Part of Cohda's involvement with the SA Government has seen its tech installed into Adelaide's infamous Obahn bus system - with a total of 175 buses now running on Cohda's tech. In New York, 4,000 vehicles will have Cohda's CAV tech running in a city-wide trial run by the New York City Department of Transport.
The company has also opened an office in Shanghai to supply China's rapidly developing markets for Smart Cities and autonomous cars. The new Shanghai office joins a network of Cohda markets scattered around the world in Australia, the United States, and Europe.
We spoke to CEO Paul Gray about the company's recent manoeuvres, the future of autonomous cars, and the challenges they face working in the CAV space.
2018 is shaping up to be a big year for Cohda - what have you got in the pipeline?
There's four main markets we're focused on at the moment. One is the vehicle to vehicle connectivity. Another is smart cities, and that's mainly on the infrastructure side and providing what's needed to support these connected vehicles. The next market we're focused on is mining, working on collision avoidance for mine vehicles, and we have a deployment there with Rio Tinto in Utah. And the final market we're focused on is that of autonomous vehicles, in particular how connectivity can improve their performance and lower the costs of autonomous vehicles generally. That's a little bit further out for us, and is being focused on by the research team at the moment.
How receptive are car manufacturers and cities to the tech you're developing?
I think five or six years ago we struggled, but this whole 'smart cities' idea has become such a hot topic, and I think everybody is looking at how they can improve the performance of cities. They see the benefits now. You can do things the same old way or you can do things the smarter way and make big improvements. Rather than spending a billion dollars on adding an extra lane to the motorway they can see ways they can do things smarter and get benefits without spending nearly as much money.
Do you get a lot of support from the local government in SA?
We are very well supported by the State Government here. They've been big supporters of Cohda and really helped us a lot with some trials here in Australia.
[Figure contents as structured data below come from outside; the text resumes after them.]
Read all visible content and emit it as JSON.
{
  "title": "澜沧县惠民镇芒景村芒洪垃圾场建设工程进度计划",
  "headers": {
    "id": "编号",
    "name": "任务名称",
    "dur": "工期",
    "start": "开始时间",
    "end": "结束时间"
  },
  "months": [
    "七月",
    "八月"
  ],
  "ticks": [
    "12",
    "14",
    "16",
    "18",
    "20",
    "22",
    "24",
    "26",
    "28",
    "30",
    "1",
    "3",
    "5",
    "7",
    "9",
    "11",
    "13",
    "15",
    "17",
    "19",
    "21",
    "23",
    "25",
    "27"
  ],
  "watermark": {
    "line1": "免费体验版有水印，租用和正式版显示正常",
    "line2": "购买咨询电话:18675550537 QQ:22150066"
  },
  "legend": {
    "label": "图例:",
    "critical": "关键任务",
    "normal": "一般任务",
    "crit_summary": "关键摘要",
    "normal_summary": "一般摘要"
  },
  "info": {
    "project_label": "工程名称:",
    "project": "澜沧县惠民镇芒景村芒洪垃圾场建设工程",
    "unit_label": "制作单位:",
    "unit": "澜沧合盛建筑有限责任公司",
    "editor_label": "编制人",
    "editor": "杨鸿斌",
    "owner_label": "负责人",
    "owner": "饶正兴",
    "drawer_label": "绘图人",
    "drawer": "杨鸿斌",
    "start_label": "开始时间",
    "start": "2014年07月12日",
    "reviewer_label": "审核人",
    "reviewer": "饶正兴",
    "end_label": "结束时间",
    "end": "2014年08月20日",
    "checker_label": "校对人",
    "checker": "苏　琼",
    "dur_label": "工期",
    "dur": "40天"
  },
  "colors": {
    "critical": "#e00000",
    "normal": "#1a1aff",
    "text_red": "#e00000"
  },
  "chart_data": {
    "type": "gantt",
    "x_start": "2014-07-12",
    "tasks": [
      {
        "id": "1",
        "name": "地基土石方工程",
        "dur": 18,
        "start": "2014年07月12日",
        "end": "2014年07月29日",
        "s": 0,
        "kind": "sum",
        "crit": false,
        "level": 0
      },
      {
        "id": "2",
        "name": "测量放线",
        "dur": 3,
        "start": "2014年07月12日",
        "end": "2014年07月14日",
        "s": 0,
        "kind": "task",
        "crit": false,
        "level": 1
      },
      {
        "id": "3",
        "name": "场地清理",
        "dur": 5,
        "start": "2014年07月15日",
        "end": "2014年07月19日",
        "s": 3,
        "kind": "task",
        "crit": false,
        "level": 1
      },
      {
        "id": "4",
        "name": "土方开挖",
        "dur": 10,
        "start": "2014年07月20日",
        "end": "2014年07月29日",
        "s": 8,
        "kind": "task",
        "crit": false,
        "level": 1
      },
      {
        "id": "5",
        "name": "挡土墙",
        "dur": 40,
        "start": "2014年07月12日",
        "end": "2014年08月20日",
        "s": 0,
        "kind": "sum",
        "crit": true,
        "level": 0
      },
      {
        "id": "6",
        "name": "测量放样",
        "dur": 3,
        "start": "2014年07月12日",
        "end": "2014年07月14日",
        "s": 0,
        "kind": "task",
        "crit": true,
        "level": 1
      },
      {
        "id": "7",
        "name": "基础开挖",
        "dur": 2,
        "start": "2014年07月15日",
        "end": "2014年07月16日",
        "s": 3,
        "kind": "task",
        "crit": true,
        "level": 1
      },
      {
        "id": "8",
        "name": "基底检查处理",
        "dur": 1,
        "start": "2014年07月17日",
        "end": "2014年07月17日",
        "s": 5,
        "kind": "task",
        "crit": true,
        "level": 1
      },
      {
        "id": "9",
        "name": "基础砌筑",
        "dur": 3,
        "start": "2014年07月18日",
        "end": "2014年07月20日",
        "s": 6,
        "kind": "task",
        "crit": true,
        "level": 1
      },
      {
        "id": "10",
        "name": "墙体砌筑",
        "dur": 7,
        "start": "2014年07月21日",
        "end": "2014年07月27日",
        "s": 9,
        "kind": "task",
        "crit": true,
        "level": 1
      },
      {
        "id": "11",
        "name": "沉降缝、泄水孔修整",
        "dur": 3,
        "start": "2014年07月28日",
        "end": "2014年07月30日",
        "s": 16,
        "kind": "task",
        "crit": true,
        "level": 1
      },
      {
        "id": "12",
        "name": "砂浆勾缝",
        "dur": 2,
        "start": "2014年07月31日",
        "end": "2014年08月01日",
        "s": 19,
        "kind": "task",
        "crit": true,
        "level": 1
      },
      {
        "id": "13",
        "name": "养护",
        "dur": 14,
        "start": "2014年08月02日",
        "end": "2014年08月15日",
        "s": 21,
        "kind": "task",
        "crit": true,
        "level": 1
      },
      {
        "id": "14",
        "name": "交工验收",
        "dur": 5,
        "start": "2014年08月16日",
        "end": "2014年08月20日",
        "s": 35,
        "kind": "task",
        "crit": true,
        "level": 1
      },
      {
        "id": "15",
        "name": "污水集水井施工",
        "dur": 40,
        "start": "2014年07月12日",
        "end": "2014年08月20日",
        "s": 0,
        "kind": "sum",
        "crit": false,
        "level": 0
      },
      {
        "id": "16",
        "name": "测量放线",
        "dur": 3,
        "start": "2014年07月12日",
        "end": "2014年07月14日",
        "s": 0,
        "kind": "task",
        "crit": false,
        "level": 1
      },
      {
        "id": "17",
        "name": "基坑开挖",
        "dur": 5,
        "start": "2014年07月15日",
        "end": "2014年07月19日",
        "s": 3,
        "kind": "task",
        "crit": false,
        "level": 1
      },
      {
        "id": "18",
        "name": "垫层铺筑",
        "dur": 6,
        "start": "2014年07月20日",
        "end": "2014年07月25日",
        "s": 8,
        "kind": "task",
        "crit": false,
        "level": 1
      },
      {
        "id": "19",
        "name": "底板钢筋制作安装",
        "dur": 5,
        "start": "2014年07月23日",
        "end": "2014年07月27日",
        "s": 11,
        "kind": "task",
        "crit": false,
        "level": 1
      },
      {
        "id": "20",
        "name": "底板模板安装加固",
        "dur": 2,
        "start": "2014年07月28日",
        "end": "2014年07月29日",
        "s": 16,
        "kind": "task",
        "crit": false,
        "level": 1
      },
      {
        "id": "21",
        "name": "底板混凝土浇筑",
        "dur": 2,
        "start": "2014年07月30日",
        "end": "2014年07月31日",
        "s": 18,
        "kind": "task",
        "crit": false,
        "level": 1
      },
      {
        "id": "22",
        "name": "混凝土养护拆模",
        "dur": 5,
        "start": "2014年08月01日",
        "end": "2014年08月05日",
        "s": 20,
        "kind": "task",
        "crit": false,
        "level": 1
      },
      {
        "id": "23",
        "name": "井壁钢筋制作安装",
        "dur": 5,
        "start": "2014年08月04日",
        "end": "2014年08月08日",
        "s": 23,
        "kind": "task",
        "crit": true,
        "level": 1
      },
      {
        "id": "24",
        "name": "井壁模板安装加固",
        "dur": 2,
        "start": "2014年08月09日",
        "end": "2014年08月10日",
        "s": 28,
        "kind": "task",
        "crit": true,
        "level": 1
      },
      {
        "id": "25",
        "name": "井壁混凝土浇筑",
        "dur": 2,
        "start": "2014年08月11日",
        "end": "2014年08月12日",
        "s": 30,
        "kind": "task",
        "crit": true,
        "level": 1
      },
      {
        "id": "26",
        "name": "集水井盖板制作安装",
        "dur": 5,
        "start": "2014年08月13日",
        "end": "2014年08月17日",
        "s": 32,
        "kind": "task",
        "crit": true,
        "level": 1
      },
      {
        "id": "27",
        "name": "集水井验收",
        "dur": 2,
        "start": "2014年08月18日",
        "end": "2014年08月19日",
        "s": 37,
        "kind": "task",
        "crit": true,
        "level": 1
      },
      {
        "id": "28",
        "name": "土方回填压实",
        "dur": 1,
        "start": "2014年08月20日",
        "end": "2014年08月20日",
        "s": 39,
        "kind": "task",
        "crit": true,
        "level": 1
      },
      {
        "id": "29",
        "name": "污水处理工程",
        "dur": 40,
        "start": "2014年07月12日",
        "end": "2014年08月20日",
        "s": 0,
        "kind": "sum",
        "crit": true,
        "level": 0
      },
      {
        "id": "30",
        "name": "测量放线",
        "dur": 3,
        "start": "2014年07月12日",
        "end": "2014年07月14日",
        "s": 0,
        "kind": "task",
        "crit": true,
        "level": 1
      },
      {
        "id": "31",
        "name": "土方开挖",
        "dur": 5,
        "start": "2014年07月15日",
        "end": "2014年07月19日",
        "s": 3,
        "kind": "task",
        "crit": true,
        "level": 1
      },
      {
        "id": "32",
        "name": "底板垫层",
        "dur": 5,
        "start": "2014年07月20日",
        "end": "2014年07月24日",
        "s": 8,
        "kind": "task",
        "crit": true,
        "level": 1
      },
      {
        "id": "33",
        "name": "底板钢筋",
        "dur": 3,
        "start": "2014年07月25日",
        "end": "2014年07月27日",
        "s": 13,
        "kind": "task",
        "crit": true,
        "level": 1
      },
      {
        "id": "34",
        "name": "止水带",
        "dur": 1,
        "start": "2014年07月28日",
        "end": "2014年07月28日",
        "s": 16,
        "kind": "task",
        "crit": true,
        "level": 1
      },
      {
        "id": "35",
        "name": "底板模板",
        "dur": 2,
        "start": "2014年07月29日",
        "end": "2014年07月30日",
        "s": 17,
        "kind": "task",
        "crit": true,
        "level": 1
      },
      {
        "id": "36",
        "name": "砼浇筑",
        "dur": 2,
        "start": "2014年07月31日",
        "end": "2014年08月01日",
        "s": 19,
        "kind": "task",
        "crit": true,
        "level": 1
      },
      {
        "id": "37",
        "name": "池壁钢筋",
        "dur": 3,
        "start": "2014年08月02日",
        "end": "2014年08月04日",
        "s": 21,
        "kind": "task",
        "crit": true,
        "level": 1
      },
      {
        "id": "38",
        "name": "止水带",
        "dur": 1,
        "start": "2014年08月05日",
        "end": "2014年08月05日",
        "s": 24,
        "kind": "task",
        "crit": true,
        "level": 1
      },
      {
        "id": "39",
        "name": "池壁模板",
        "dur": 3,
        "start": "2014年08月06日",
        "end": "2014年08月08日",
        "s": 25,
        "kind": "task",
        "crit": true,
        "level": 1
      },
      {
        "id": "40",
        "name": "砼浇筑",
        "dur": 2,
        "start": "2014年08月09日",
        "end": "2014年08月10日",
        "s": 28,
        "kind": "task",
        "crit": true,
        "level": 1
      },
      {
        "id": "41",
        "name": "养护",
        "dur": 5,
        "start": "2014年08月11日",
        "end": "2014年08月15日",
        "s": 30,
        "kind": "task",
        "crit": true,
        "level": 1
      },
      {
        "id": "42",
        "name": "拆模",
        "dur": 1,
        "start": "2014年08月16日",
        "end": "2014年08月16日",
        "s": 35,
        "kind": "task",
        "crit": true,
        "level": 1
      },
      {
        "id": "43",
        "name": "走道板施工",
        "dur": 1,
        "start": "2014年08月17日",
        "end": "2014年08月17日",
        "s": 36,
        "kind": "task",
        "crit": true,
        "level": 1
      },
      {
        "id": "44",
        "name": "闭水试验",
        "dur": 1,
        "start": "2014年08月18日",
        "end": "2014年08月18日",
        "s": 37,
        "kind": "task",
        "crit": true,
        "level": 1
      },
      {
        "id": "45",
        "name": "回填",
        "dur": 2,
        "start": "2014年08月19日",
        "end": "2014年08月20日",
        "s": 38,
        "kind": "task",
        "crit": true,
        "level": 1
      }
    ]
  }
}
There's a lot of activity here, especially on the autonomous front. I think there's starting to be a real momentum building in terms of getting companies to come to Adelaide to set up and that's been really beneficial. Now we're in a position where not only can we get these autonomous vehicles here for testing but the State Government has put in place the legislation to allow testing of those autonomous vehicles on public roads which is going to be a big win for us.
How far off are we from completely autonomous vehicles becoming mainstream and affordable?
I think they will be about five years away. But they're going to be high end vehicles initially as always is the way for these deployments. They're going to be very expensive cars. But that's a part of what Cohda is really focused on with connectivity - how far can the connectivity improve the performance and lower the cost of autonomous vehicles. My favourite saying is "a fully autonomous Tesla is easy. A fully autonomous Ford Fiesta is a whole other matter." And that's what we're focused on - how can we develop solutions that really make the autonomous vehicle go mainstream.